Qualquer um dos novos experimentos da terceira via vai enfrentar as mesmas dificuldades dos que foram anteriormente lançados e provavelmente não vão decolar.

A pesquisa Quaest confirma uma série histórica bastante consolidada favorável a Lula. Como o cientista político Felipe Nunes explicou no Boa Noite Brasil247, somente uma vigorosa mudança na economia, pode alterar o cenário indicado pelas pesquisas.

Para provocar efeito favorável ao bolsonarismo, a alteração da economia teria que ser capaz de melhorar rapidamente a vida dos brasileiros, principalmente os mais necessitados. Essa possibilidade não está no horizonte, pois o governo instalado em Brasília é o mais incompetente da história, o menos comprometido com o Brasil, o que tem o maior desprezo pelo povo brasileiro e os gestores da economia são fundamentalistas, presos a um modelo de neoliberalismo ineficiente, perverso e que já foi abandonado no resto do planeta.

Os sinais indicam que a tendência da economia é de um declínio cada vez mais acentuado. De um lado há a morte do mercado interno, que chegou nos tempos do PT a ser um dos mais prósperos do mundo; olhando para outro lado, o que se vê é o desespero dos mais pobres e aposentados, desalentados pela corrosão do salário mínimo; o apagão elétrico se aproxima; a fome já é realidade; a onda da miséria atinge a praia da classe média; grande parte da população foi empurrada para morar nas ruas; industrias abandonam o país; o agronegócio começa a sentir os efeitos da desmoralização internacional do Brasil; e a lista vai longe.

O bolsonarismo tenta fugir da derrota anunciada lançando o desafio de Sete de Setembro. É desespero de uma fera acuada, pois o próprio núcleo do governo miliciano entende que a via eleitoral não é alternativa para a manutenção do poder.

A atuação do bolsonarismo no Sete de Setembro, se o campo democrático não cair na armadilha de se arriscar a um conflito desnecessário, será mais um elemento de desgaste, como são as ridículas motociatas (com motos caríssimas), nos tempos de gasolina inacessível à maioria dos brasileiros.

A MIRAGEM DA TERCEIRA VIA

Desde que se divorciou de Bolsonaro, não por divergências econômicas, mas por uma questão de estilo, as oligarquias brasileiras buscam desesperadamente encontrar a chamada terceira via, para manter o programa antipopular neoliberal.

Diversos nomes foram testados e naufragaram, como Huck, Dória, Ciro, Mandetta, Amoedo, Moro, Gentili, Datena e outros mais.

Agora, com base em uma leitura equivocada das pesquisas, as oligarquias tentam empinar novos nomes.

O raciocínio de vários analistas parte da fórmula nas pesquisas que relaciona o conhecimento dos candidatos, com a possibilidade de votos e a rejeição (determinada pela pergunta: em quem você não votaria de jeito nenhum).

Essa fórmula é um dos mais importantes pontos de análise de uma pesquisa política e indica a solidez da vantagem de Lula, enquanto aponta a fragilidade tanto de Bolsonaro, quanto dos candidatos à terceira via.

É precipitado deduzir, com base nesta fórmula, que três novos candidatos (todos ligados ao modelo econômico vigente e ao agronegócio) têm boas chances de emplacar.

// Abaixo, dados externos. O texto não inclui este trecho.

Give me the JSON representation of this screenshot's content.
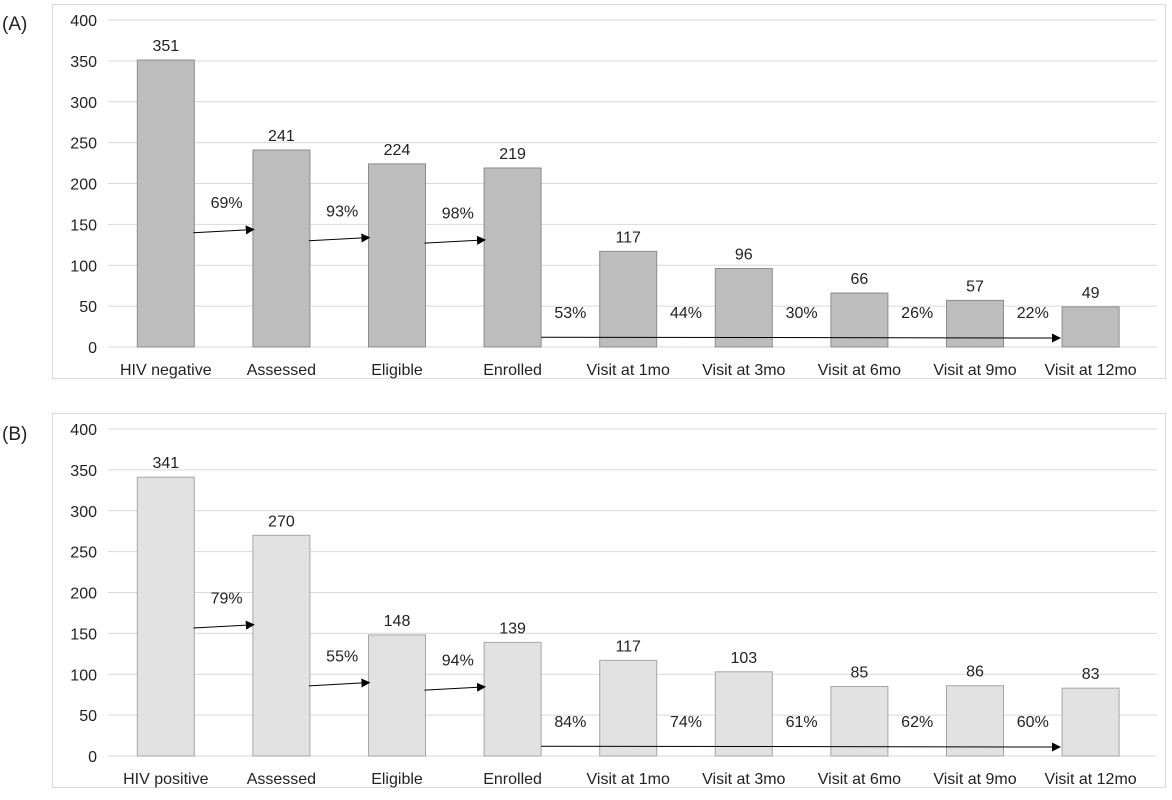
{
  "colors": {
    "bar_a_fill": "#bdbdbd",
    "bar_a_stroke": "#8c8c8c",
    "bar_b_fill": "#e2e2e2",
    "bar_b_stroke": "#a6a6a6",
    "grid": "#d9d9d9",
    "arrow": "#000000",
    "text": "#222222"
  },
  "chart_data": [
    {
      "type": "bar",
      "panel_label": "(A)",
      "categories": [
        "HIV negative",
        "Assessed",
        "Eligible",
        "Enrolled",
        "Visit at 1mo",
        "Visit at 3mo",
        "Visit at 6mo",
        "Visit at 9mo",
        "Visit at 12mo"
      ],
      "values": [
        351,
        241,
        224,
        219,
        117,
        96,
        66,
        57,
        49
      ],
      "data_labels": [
        "351",
        "241",
        "224",
        "219",
        "117",
        "96",
        "66",
        "57",
        "49"
      ],
      "ylim": [
        0,
        400
      ],
      "yticks": [
        "0",
        "50",
        "100",
        "150",
        "200",
        "250",
        "300",
        "350",
        "400"
      ],
      "grid": true,
      "step_percentages": [
        "69%",
        "93%",
        "98%"
      ],
      "followup_percentages": [
        "53%",
        "44%",
        "30%",
        "26%",
        "22%"
      ]
    },
    {
      "type": "bar",
      "panel_label": "(B)",
      "categories": [
        "HIV positive",
        "Assessed",
        "Eligible",
        "Enrolled",
        "Visit at 1mo",
        "Visit at 3mo",
        "Visit at 6mo",
        "Visit at 9mo",
        "Visit at 12mo"
      ],
      "values": [
        341,
        270,
        148,
        139,
        117,
        103,
        85,
        86,
        83
      ],
      "data_labels": [
        "341",
        "270",
        "148",
        "139",
        "117",
        "103",
        "85",
        "86",
        "83"
      ],
      "ylim": [
        0,
        400
      ],
      "yticks": [
        "0",
        "50",
        "100",
        "150",
        "200",
        "250",
        "300",
        "350",
        "400"
      ],
      "grid": true,
      "step_percentages": [
        "79%",
        "55%",
        "94%"
      ],
      "followup_percentages": [
        "84%",
        "74%",
        "61%",
        "62%",
        "60%"
      ]
    }
  ]
}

São a senadora Simone Tebet, uma das estrelas do lavajatismo; o governador do Rio Grande do Sul, o confuso Eduardo Leite; e o presidente do Senado, o indeciso Rodrigo Pacheco.

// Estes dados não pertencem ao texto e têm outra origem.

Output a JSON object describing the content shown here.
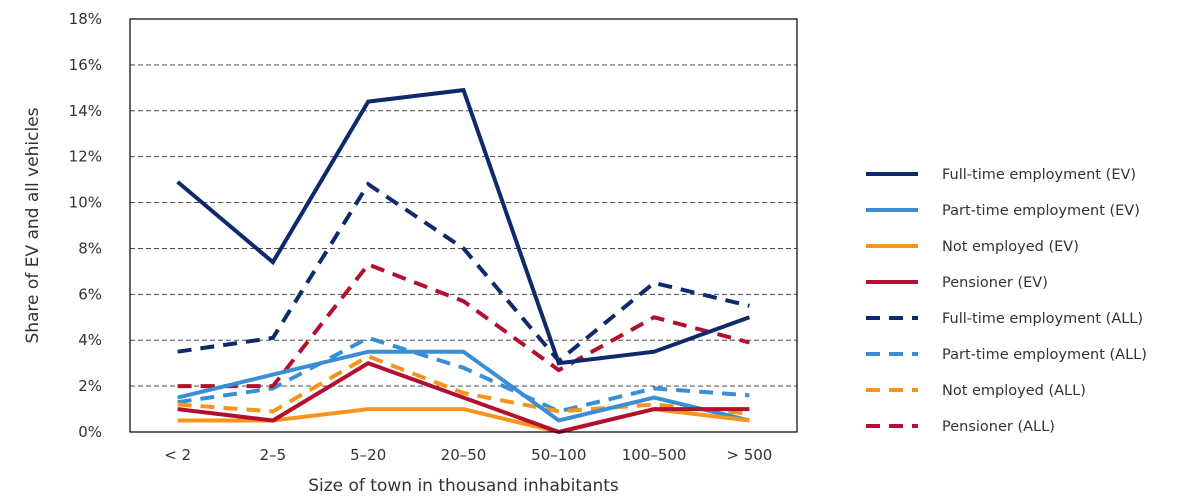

É simples entender a precipitação nas análises, que apontam os três políticos com possibilidade de ocupar a vaga da terceira via.

Quanto menos é conhecido um político, menor é sua rejeição. Por outro lado, os poucos que conhecem esses políticos tendem a ser pessoas com algum relacionamento com eles, mesmo que de segunda mão – são da mesma cidade; atuam em setores econômicos interligados; presença na mídia de determinada região e outros motivos – portanto têm simpatia por eles. Além disso, se uma pessoa não conhece um político provavelmente não responderá que não vota nele de jeito nenhum e esta atitude normal dilui a rejeição.

Desta forma, qualquer um dos novos experimentos de terceira via vai enfrentar as mesmas dificuldades dos que já foram lançados. Dois deles se posicionam como oposição a Bolsonaro, Tebet e Leite, enquanto Pacheco gira na órbita do bolsonarismo. Porém os três são vinculados às oligarquias, apoiam os interesses do neoliberalismo e jamais defenderiam um programa popular e nacionalista, tão necessário para o Brasil e os brasileiros superarem as dificuldades.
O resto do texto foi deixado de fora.